A Texas mother is refusing to conform to what she calls “racist” policies implemented by her son’s school, which sent a letter home ahead of Christmas break demanding the first-grader cut his dreads. The order didn’t sit well with the boy’s mother, Tiffany Brown, who blasted the hair policy in a series of tweets. “What I didn’t sign up for is RACISM,” wrote Brown, an author and mother of three. “I will not cut his hair. He doesn’t want it cut, so why should I cut it? How does his hair affect his ability to learn?” Brown said before winter break her son Jonathan brought
home a flyer from Spring Valley Elementary School in the Waco suburb of Hewitt outlining the district’s hair and dress code policies. A section of the flyer was highlighted to note that “hair mustn’t be lower than the bottom of the ears or collar …” and that hair “volume” cannot exceed two inches away from the head. What’s worse, a handwritten note was attached instructing Jonathan to “please” cut his hair before school resumed on Jan. 8. Speaking with Texas station WKTX, Brown said she doesn’t even understand how she can reduce the “volume” of her son’s hair and called the new policy outdated. Brown, who also wears her hair natural, said all three of her children have dreadlocks and cited the cultural significance of the hairstyle in the Black community.
The mother said she has never received any warnings about her son’s hair before. “I think that his hair has nothing to do with his ability to learn,” she stated. “The way we express ourselves makes us unique and every child is unique. Hair shouldn’t be in the dress code as far as I’m concerned.” Brown also spoke to Yahoo News about her refusal to cut her son’s hair, pointing out that students of color are often targeted by hair policies because of “norms in our society.” “Because of these norms that are blinding people in our society, some people have stated that dreadlocks are a fashion statement and my child should conform and express himself when he’s older,” she told the website. “Dreadlocks are a part of my African culture, not a fashion statement.” “Dreadlocks have been a symbol of beauty and strength for many years,” Brown continued.

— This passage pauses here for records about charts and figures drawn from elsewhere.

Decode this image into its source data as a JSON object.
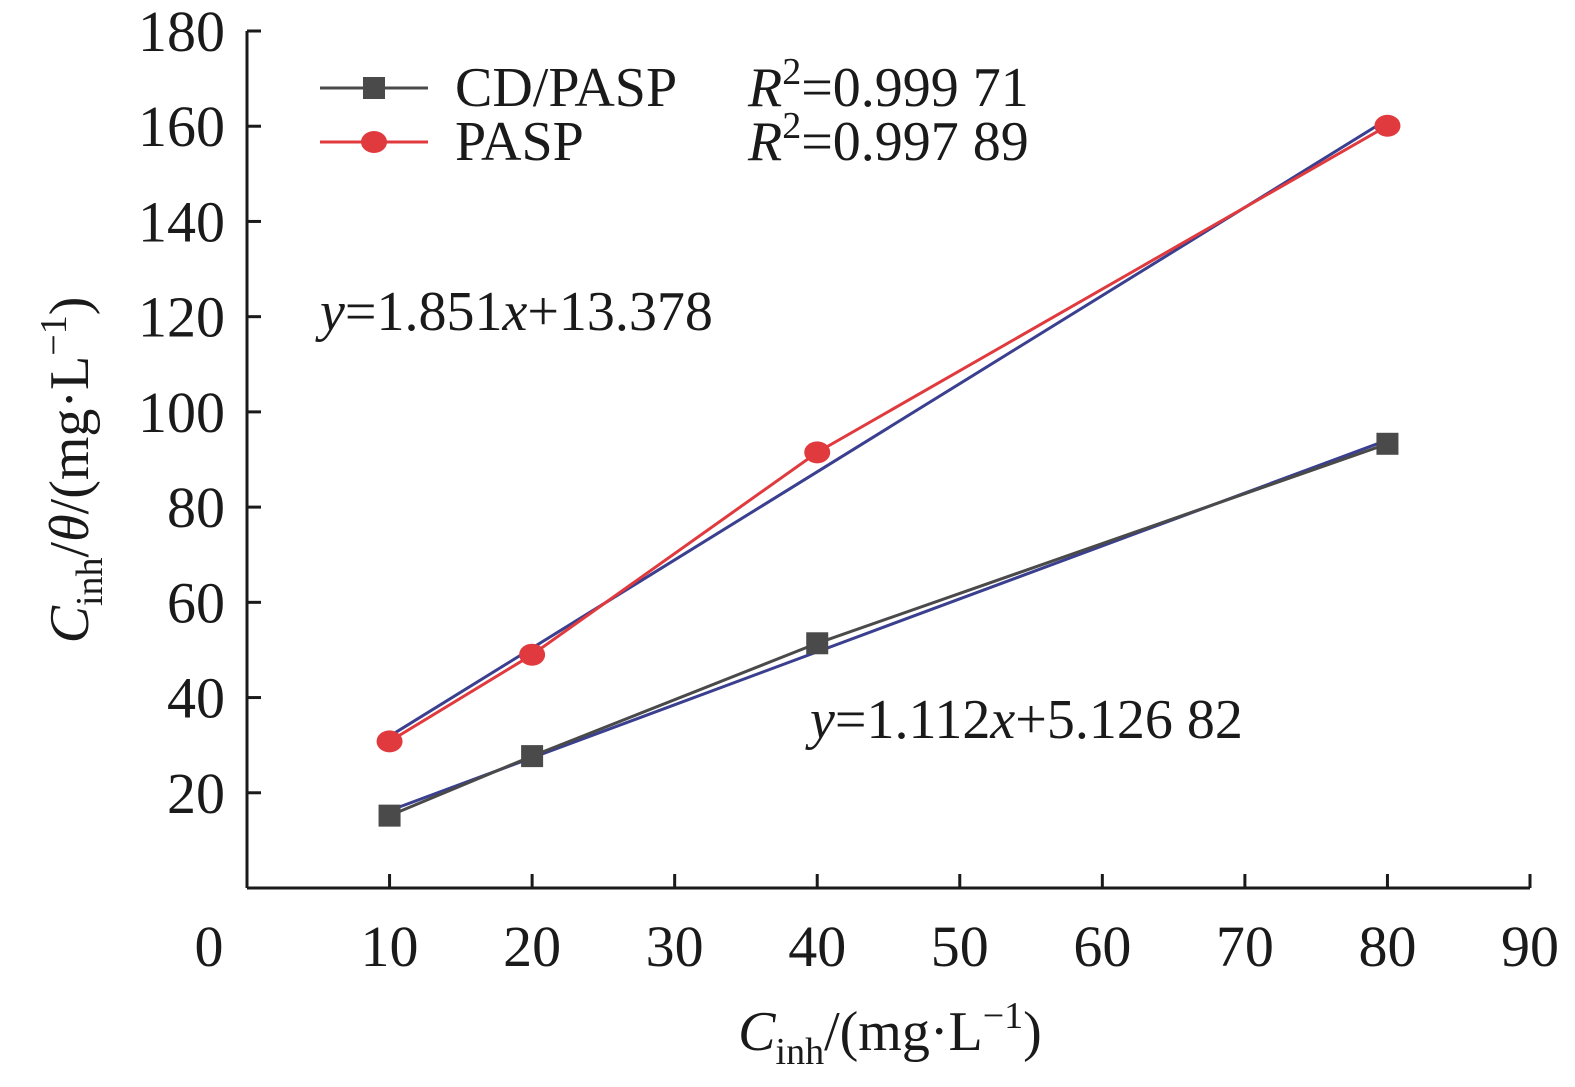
{
  "chart_data": {
    "type": "line",
    "title": "",
    "xlabel": {
      "var": "C",
      "sub": "inh",
      "unit_pre": "/(mg·L",
      "unit_sup": "−1",
      "unit_post": ")"
    },
    "ylabel": {
      "var": "C",
      "sub": "inh",
      "mid": "/",
      "theta": "θ",
      "unit_pre": "/(mg·L",
      "unit_sup": "−1",
      "unit_post": ")"
    },
    "xlim": [
      0,
      90
    ],
    "ylim": [
      0,
      180
    ],
    "x_ticks": [
      0,
      10,
      20,
      30,
      40,
      50,
      60,
      70,
      80,
      90
    ],
    "y_ticks": [
      20,
      40,
      60,
      80,
      100,
      120,
      140,
      160,
      180
    ],
    "series": [
      {
        "name": "CD/PASP",
        "r2_label": "R",
        "r2_sup": "2",
        "r2_value": "=0.999 71",
        "marker": "square",
        "color": "#4a4a4a",
        "x": [
          10,
          20,
          40,
          80
        ],
        "y": [
          15.2,
          27.7,
          51.4,
          93.3
        ],
        "fit": {
          "slope": 1.112,
          "intercept": 5.12682,
          "color": "#3a3f8f"
        },
        "equation": {
          "y": "y",
          "eq1": "=1.112",
          "x": "x",
          "eq2": "+5.126 82"
        }
      },
      {
        "name": "PASP",
        "r2_label": "R",
        "r2_sup": "2",
        "r2_value": "=0.997 89",
        "marker": "circle",
        "color": "#e03a3e",
        "x": [
          10,
          20,
          40,
          80
        ],
        "y": [
          30.8,
          49.0,
          91.5,
          160.1
        ],
        "fit": {
          "slope": 1.851,
          "intercept": 13.378,
          "color": "#3a3f8f"
        },
        "equation": {
          "y": "y",
          "eq1": "=1.851",
          "x": "x",
          "eq2": "+13.378"
        }
      }
    ],
    "legend_position": "top-left"
  }
}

“Only recently, people of color / African descent have come to accept and love their natural hair. To hear someone say it is not enough or that my hair should blend with others, that’s not right.” The incident comes weeks after a high school wrestler in New Jersey was forced to cut his dreadlocks minutes before a high-stakes match when a referee decided his hair did not comply with the regulations. A Florida father also filed a legal complaint last year after his son’s private Christian school banned the little boy for wearing dreadlocks. Brown ultimately chose to put her foot down on the matter and sent her son to school Jan. 8 with his dreads still intact. He was called into the office that day, she said, where school officials allegedly discouraged him about keeping his hair. “Jonathan went from loving his hair yesterday to opting to cut his hair today, after this meeting,” Brown told Yahoo News. “Yesterday, he loved his hair and didn’t want it cut; today he’s frustrated and doesn’t, after speaking with a school official.” The frustrated mother said she’s willing to do whatever it takes to ensure the “rights and liberties of every child are respected and protected.”
In a statement, the Midway Independent School District dismissed Brown’s claims of racism and insisted its hair policy is in no way discriminatory. “Since the code applies to all students, it is not discriminatory in intent or by legal standards. students are expected to adhere to the current dress code, which was acknowledged by every student’s guardian at registration,” it read. “However, any parent may submit documentation to the campus administration requesting a possible exemption to the dress and grooming standards for a sincerely held religious belief.” The school added that its hair policy has been criticized in the past and that “male students wanting to have long hair is not new.” Atlanta Back Star reached out to Brown for comment but hasn’t heard back.